Pricing and access reflect the split. Claude Squad is free, open-source, and runs entirely with your own Claude or Codex credentials — your spend is whatever those underlying providers charge. Omnara is freemium, with paid tiers unlocking parallel agents, persistent cloud sessions, mobile clients, and voice. Both work with Claude Code and Codex sessions, so the choice is less about which agent runtime you use and more about whether you need control to follow you off the desk.
Parallel Workflows and Local Orchestration
Claude Squad's parallelism is bare-metal. Each agent gets its own Git worktree, so two refactors can run against the same repository without stepping on each other's branches. The tmux interface treats every agent like a process you can attach to, detach from, and pipe output through. For a developer running five tasks during a single sprint — feature work in one pane, test fixes in another, doc edits in a third — the local feel is sub-second responsive and entirely under your control.

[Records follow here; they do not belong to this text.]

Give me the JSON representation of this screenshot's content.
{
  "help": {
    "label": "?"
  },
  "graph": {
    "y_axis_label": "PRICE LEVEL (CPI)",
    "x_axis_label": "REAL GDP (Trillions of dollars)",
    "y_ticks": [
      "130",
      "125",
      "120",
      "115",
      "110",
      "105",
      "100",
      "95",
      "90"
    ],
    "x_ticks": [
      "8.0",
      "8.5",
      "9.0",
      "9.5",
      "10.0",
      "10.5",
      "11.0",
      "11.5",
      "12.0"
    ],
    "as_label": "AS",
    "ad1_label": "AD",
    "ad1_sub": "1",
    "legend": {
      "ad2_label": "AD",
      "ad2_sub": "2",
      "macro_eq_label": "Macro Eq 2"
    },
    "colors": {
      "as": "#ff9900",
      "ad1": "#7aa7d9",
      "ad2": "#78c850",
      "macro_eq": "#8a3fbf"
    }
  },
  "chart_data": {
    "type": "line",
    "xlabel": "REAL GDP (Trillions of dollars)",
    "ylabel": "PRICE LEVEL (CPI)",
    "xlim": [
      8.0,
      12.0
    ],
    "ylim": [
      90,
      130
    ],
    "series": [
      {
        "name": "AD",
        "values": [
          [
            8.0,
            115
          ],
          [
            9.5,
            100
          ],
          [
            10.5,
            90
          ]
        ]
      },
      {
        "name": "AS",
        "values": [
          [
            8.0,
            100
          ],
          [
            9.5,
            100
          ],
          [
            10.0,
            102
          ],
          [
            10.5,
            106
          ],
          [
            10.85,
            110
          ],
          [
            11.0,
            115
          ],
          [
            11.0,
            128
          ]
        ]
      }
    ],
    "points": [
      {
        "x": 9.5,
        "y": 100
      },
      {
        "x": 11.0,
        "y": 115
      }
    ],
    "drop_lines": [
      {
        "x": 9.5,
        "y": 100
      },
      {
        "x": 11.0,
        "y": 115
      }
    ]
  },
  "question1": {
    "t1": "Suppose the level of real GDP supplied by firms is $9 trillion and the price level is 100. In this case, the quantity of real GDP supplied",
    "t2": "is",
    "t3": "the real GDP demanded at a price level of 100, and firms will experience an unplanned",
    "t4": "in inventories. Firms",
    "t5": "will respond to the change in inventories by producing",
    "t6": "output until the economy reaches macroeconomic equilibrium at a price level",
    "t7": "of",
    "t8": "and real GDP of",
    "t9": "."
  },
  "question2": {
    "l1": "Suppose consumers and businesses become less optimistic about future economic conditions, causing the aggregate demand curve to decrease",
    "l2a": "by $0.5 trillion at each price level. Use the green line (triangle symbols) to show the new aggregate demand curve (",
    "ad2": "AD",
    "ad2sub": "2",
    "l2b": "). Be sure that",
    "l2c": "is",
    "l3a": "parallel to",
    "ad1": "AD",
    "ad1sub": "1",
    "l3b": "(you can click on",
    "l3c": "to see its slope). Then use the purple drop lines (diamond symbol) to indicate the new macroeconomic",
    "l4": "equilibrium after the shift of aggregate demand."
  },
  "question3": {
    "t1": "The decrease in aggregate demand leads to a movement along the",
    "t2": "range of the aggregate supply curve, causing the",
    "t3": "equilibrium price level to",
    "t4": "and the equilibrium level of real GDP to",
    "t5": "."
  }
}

Omnara supports parallel agents too, but the orchestration story is centered on the dashboard rather than the terminal. You can launch several Claude Code or Codex tasks against different worktrees, then move between them from your phone or watch as each one hits a clarification point. The trade-off is that every action travels through a relay layer — fine for review and steering, less ideal for the keystroke-by-keystroke control engineers expect inside tmux. Teams who want both can run Claude Squad locally and use Omnara as a remote viewport into the same machine.